Archive for February 28th, 2008


Music with a cause

February 28, 2008


Music in politics reflects what happens when music is used with brands which consumers believe in.

One of my favourite examples is New Labour’s 1997 campaign song ‘Things Can Only Get Better’ by D:Ream. Although many would ridicule the choice of song today, you have to remember it was perfect in 1997.
The message was clear: the Conservatives had messed up the country so badly that it would be lunacy to elect them again; a change for a brighter future is sorely desired, and who better to provide this than Mr Blair & company. However that message does not resonate today.
Campaign songs are a short term strategy, they are there to make an impact and get the message to the public as quickly as possible. Not only do they need to embody the identity and values of the brand, but they also need to be simple, clear, familiar, and powerful. Due to all these reasons, licensed music has a significant advantage of original music.

Getting the song right is also another interesting topic and the current US presidential elections reflect this.
Hillary Clinton has been using the power of the people and new media to choose hers… (Celine Dion’s ‘You And I’ won the vote)

Barack Obama used Stevie Wonder’s ‘Signed Sealed Delivered, I’m Yours’. 
However after losing the primary elections to Hillary, a more humble choice was selected –  Bill Whithers’ ‘Lovely Day’.
…and funnily enough, the Republican candidates Mike Huckabee (Boston’s ‘More Than A Feeling) and John McCain (John Mellencamp’s ‘Our Country’) were asked by the musicians of their respective songs to stop using them as their campaign songs.

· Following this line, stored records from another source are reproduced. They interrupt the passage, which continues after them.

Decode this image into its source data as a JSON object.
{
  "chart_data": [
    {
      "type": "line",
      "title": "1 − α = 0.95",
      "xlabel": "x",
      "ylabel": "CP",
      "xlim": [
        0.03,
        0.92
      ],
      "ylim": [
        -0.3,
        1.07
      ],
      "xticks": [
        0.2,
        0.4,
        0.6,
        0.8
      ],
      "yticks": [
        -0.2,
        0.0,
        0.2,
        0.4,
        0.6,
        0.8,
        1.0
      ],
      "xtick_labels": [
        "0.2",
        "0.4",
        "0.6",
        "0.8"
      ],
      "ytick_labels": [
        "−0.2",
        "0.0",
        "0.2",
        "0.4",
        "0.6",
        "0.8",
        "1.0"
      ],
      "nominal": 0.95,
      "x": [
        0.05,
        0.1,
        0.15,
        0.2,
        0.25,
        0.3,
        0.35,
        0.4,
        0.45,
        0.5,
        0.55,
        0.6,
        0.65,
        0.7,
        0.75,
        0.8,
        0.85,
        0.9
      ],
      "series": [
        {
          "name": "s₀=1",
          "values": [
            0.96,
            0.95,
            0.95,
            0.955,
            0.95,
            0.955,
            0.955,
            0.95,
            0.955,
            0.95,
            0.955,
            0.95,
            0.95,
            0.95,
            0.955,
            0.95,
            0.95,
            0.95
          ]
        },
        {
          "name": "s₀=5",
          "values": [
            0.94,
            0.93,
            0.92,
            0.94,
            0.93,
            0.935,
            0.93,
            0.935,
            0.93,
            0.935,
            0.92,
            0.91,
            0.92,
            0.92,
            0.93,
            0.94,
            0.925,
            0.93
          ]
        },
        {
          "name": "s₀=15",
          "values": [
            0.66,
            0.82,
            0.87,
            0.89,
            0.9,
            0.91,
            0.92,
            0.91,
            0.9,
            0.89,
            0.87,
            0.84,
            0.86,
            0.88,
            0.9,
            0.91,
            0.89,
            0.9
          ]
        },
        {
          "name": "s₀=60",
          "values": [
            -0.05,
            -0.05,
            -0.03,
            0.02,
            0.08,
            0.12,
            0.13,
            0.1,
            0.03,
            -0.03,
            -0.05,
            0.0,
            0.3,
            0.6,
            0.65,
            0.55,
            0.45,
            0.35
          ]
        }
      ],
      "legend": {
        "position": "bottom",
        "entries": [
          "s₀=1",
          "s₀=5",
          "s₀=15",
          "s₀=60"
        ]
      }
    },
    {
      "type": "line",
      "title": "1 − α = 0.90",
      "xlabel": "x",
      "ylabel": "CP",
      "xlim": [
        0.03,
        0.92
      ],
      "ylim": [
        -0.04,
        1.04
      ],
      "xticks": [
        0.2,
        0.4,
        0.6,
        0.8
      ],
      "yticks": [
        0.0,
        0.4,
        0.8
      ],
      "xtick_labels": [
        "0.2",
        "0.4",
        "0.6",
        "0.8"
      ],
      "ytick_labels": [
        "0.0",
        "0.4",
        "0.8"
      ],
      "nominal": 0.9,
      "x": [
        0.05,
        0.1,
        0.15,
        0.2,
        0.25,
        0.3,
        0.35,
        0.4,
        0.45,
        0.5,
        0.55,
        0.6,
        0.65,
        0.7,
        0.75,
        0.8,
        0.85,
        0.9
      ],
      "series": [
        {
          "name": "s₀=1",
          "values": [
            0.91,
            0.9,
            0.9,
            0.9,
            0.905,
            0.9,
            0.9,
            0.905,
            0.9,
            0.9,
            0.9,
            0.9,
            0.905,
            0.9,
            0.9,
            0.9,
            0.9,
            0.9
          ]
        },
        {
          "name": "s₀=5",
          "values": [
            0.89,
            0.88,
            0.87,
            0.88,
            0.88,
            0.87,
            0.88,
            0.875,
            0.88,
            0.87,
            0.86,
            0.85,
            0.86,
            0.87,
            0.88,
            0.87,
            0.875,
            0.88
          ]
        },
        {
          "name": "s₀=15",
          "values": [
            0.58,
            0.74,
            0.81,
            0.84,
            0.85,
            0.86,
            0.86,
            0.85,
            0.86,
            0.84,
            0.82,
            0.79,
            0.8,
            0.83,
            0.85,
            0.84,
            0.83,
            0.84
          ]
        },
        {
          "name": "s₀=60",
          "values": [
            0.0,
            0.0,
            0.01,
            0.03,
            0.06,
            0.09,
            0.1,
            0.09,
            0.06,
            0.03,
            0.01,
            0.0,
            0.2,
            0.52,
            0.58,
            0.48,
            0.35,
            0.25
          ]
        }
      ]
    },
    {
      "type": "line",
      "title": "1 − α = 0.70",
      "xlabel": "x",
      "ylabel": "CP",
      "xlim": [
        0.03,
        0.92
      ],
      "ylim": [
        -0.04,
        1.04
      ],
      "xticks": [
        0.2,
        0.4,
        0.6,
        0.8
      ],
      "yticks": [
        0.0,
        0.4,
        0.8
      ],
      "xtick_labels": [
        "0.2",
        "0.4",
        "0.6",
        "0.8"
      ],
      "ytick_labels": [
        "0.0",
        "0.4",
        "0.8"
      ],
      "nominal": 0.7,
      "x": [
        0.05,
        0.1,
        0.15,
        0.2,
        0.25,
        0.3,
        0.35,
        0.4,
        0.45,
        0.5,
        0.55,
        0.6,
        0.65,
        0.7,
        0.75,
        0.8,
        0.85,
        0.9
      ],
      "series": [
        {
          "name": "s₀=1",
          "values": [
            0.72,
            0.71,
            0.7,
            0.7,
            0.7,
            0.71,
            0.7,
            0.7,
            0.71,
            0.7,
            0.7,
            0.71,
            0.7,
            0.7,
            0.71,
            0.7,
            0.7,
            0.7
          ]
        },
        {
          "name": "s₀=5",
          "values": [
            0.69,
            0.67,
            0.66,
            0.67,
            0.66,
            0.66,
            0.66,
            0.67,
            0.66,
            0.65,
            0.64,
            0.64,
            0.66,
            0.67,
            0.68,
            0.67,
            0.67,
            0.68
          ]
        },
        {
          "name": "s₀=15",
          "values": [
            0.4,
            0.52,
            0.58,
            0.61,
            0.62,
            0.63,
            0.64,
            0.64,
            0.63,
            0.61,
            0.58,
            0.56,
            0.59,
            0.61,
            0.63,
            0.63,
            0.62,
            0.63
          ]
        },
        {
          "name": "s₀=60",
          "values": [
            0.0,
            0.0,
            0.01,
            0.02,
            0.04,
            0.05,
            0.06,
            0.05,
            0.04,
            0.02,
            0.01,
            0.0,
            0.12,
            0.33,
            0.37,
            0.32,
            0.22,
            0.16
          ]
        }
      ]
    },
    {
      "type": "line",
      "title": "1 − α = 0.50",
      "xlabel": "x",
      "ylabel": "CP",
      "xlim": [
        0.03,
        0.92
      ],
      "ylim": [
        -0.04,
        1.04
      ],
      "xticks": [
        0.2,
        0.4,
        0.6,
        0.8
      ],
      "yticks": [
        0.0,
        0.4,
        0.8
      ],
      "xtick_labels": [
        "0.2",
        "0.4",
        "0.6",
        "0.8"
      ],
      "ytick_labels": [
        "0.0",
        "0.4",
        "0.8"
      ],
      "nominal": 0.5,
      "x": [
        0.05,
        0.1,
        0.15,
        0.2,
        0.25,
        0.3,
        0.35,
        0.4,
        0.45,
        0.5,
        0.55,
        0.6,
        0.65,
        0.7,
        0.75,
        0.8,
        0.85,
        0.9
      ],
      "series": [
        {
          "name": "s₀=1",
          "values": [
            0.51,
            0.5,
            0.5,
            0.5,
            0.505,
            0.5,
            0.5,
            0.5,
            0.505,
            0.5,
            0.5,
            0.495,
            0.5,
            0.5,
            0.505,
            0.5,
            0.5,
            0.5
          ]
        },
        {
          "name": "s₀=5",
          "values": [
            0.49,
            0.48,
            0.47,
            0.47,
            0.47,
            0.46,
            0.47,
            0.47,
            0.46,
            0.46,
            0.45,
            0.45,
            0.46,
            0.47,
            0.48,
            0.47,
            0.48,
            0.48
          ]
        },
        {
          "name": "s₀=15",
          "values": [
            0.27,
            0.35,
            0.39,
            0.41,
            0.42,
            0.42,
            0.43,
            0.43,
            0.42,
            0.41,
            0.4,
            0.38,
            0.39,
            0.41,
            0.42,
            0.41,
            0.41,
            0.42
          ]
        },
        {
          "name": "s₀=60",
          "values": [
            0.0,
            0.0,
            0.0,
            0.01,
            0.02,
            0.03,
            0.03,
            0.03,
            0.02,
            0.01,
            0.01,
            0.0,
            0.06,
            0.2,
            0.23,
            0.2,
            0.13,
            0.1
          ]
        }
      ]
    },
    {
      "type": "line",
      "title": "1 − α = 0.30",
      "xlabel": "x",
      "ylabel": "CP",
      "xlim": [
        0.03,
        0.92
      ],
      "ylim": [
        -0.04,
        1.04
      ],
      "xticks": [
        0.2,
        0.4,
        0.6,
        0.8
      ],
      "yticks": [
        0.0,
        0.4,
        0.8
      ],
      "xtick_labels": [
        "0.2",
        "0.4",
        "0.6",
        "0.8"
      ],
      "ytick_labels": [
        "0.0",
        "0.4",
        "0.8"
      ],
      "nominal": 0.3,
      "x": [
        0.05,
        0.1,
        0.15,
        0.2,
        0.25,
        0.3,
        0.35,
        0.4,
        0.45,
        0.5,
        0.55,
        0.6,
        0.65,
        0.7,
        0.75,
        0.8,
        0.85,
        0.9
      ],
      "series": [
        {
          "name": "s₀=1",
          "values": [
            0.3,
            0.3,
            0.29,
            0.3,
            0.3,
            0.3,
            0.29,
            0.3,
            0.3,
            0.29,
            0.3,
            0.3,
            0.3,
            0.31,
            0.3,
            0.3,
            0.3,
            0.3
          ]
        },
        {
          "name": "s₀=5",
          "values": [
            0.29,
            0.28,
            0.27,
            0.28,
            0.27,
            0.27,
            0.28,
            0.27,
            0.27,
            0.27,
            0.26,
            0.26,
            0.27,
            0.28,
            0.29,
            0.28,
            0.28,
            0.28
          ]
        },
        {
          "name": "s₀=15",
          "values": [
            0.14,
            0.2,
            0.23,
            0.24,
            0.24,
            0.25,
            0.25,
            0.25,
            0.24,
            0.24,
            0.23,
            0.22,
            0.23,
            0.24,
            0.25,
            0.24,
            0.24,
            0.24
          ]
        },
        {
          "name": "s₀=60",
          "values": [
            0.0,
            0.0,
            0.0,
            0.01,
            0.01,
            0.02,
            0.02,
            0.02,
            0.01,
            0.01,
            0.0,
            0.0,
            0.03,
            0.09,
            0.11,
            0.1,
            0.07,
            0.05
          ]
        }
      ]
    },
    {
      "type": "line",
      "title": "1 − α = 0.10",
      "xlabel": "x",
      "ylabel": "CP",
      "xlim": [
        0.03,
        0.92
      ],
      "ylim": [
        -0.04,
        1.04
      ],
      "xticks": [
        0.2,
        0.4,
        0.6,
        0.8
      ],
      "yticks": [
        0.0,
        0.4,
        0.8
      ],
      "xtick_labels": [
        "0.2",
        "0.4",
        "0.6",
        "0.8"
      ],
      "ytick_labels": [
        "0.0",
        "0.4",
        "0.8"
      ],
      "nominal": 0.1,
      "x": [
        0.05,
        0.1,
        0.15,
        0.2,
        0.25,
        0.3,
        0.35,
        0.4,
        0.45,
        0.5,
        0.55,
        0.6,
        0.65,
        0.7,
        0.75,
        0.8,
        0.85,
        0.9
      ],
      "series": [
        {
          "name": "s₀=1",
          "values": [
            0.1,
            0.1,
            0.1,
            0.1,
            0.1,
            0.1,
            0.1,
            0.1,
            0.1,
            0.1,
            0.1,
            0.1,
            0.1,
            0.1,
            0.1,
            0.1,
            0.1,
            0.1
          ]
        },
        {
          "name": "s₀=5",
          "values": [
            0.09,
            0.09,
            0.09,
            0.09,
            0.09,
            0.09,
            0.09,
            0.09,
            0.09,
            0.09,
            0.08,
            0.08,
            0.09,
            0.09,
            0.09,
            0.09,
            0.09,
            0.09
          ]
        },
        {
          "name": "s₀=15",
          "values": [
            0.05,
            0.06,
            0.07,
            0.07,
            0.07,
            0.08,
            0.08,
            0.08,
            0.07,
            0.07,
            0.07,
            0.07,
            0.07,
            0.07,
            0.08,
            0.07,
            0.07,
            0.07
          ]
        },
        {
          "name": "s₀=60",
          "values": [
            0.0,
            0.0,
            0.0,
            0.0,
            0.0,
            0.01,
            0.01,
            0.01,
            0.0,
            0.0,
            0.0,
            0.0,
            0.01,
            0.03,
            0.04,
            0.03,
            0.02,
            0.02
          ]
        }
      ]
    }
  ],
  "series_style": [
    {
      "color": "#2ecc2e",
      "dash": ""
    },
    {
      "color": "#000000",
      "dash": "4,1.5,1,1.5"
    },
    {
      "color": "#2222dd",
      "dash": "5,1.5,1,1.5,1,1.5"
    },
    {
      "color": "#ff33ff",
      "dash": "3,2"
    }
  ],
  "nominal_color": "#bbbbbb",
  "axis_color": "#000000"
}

The right song can not only reflect the brand here, but also create a reinforced sense of solidarity by having an anthem for the ideological battle. 
The use of music in politics is not subtle and perhaps it doesn’t need to be. Campaign songs are used for 6 months and then they’re gone. Not only is this a short term strategy, but the combination between music and brand is a short term association.
However I wonder if the current model of music in politics is one which should stay as it is (due to its purposes), or whether it could be improved…

Note: I came across this Presidential Campaign Songs: 1789 – 1996. I find it bizzare that you can actually buy this… although I am very intrigued by it, it seems original music was used in the early years, but has now shifted to licensed music. Obviously there is a story to tell here, and it suggests that the model of music in politics has evolved (for the better?).